“You don’t think I’m beautiful?” I teased. I looked up into his eyes and saw them softening. He knew what I was doing and was clever enough not to take the bait.
Matias shook his head, his anger completely faded away and smiled down at me before turning me so I fit under his left arm and began walking down the hall. He knew where I stood with him and with Xander, and that even if someone flirted with me, which I wasn’t certain Alec was doing, I was completely content with the mates I had, which included the prospect of bringing Ronan into the mix. No one else. Honestly, I didn’t think I could handle any more than that, not that I’d ever considered it. Man, what would I do with three mates? My head spun at the thought.
I shook my head and decided to talk to Matias about something else.
“You weren’t there when I woke up,” I then said as we turned the corner toward the living room.
Matias sighed. “I’m sorry, little one. I meant to be back before you rose.”
“What were you doing?” I asked and looked up at him.
Several seconds of silence passed before he answered. It was as if he was trying to decide what to tell me.
“I was following a lead on the detention facility, but it was a dead end.”
I stopped walking, which made him stop too.
“You went by yourself?”
“No. A few of the other vampires in the group went with me. Camille was our transportation. I needed to do something to redeem myself, so Amos sent us to try and find it but there was no trace of it, nothing that would lead us to its new location.”
So that explained the deserted mansion when I woke up. I looked around and finally saw a few supes milling around, doing one thing or another in the predawn morning. A vampire named Nigel clapped Matias on the shoulder as he walked by and Tonya, another vampire, nodded at him as she filled up a glass of blood.
“You don’t have anything to redeem. Not to me and not to yourself either. She was going to die regardless. Do I wish that one of us was to do it? Of course, but the deed is done.”
“How are you not angry and disappointed in me?”
“Because it wasn’t your fault.”
I stared into his silvery eyes and expressed how truthful my words were. It wasn’t his fault. He needed to let it go, for his own sanity if nothing else.

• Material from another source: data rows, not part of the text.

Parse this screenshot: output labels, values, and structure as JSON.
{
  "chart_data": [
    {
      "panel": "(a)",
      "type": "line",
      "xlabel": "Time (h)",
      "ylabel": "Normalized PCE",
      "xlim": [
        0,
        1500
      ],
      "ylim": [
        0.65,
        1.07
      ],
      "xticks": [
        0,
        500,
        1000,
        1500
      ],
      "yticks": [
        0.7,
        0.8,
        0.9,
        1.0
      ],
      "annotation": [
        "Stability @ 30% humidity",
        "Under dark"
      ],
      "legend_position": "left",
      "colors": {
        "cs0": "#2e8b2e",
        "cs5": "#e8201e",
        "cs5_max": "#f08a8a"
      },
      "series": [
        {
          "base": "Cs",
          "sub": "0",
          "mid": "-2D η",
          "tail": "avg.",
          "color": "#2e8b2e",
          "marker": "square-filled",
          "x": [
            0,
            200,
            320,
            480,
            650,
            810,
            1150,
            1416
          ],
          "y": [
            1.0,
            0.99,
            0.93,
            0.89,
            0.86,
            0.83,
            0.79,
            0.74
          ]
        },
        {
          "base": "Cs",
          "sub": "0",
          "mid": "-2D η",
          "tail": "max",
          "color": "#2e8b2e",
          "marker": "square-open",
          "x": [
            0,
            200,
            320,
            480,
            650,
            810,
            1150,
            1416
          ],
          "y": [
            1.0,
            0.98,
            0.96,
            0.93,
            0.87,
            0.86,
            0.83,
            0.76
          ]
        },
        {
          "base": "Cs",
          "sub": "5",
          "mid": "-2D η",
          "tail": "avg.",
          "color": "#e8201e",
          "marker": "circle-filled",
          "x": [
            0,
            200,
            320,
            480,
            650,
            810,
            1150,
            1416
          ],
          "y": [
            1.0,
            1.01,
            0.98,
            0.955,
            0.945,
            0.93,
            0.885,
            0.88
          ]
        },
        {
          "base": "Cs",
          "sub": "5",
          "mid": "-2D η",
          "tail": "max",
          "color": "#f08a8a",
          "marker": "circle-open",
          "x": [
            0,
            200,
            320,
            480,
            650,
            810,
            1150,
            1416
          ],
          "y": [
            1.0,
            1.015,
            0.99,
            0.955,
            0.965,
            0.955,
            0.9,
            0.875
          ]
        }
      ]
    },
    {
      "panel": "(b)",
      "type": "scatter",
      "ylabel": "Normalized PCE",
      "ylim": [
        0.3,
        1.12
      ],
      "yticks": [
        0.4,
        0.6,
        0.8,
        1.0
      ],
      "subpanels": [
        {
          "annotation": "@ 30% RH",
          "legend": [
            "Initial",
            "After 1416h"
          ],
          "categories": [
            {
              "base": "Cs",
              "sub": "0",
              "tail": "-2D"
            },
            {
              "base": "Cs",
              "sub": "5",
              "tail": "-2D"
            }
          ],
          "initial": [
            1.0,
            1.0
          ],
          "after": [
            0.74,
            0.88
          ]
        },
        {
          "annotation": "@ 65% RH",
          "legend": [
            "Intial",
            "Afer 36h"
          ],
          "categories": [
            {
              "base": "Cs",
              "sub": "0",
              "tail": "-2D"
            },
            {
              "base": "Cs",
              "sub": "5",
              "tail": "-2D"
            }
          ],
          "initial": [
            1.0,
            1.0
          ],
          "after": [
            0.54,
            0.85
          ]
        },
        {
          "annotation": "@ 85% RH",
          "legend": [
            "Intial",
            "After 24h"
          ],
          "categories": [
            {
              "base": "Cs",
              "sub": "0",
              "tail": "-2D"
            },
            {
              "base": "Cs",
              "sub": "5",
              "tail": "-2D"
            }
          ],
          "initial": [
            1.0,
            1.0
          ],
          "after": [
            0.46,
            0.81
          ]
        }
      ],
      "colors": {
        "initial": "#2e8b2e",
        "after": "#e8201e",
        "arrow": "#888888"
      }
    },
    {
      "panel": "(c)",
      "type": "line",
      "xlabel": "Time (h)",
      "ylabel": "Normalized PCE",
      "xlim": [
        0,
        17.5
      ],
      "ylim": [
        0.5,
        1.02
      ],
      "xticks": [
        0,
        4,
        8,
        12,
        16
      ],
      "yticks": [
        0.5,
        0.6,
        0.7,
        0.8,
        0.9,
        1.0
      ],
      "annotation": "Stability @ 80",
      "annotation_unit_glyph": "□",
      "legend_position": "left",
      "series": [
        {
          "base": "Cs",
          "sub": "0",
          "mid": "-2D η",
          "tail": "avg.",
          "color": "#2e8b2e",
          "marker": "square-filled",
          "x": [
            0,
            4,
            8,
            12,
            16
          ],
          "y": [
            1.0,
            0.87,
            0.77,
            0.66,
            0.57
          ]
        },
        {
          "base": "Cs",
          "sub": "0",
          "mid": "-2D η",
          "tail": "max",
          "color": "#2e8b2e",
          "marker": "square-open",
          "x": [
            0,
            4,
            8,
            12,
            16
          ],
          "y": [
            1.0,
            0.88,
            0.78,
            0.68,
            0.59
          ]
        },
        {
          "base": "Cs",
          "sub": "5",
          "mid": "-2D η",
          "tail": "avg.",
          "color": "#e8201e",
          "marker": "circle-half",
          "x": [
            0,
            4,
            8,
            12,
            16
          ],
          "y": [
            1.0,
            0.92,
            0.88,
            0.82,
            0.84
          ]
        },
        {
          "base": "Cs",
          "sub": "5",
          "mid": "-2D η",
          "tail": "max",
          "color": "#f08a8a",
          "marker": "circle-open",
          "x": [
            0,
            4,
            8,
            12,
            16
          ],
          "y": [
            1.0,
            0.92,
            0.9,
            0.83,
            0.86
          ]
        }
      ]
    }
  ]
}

“Why didn’t you tell me what you were up to last night so I could go with you?” I asked.
“You needed to rest and I didn’t want to worry you over something that would be more than easy for our kind to handle alone. As it turns out, there was nothing to find, not even a single trace.”
I mulled over what Matias had just told me as he extracted his arm from around my shoulders and went to fill up a couple more glasses of blood for us. The fact that he, a vampire, along with other vampires couldn’t find even a speck of a clue that even told them that the detention facility even existed, spoke volumes. What would we do next?
Chapter Eleven
The rest of the morning until breakfast passed by slowly as I did chores around the mansion. The residents woke up slowly for a change, giving me plenty of time to think, which was exactly what I didn’t want to do.
I didn’t want to think about Ronan and the disappearing detention facility, I didn’t want to wonder about where my father was in the dreamscape when I woke up two days before, and I definitely didn’t want to turn over in my head what Ainsley and the other prisoners had gone through. But that was exactly what I did. It was all I could do.
Matias tried to keep my mind off of it all by chatting away, but I could tell he was out of his element, even if he was a personable sort of vampire. I loved that he tried. Xander even noticed I was stuck in my head when he came down to breakfast, but didn’t call me out on it. He knew I wasn’t shutting anybody out. If they asked, I would have told them what I was thinking, just as I did the night before. So he tried to take my mind off of it all too, without much success.
He and Xander both tried all through breakfast, but once the meal was over, they both kissed me sweetly and reluctantly said their goodbyes as they went off to do their duties for the day.
“I thought they’d never leave,” Camille whispered into my ear from behind before plopping down in the chair Xan had just left. Both men turned when they heard her not-so-quiet words and rolled their eyes before turning back around and walking away. “Man, they do look good when they walk away, don’t they?” She then grinned and her eyebrows jumped playfully.
Soleil didn’t like that Camille just admired my mates out loud and wanted out to show the caster just how much, but I pushed her back down and lightly chuckled. I knew Camille was just trying to get a reaction, good or bad. I mean, she wasn’t lying, but she didn’t have a death wish. At least, I didn’t think she did.
“So, what are we up to today, oh chosen one?” she then asked, her eyes twinkling with humor.
My small smile fell and I looked out toward the dining room door then back to her.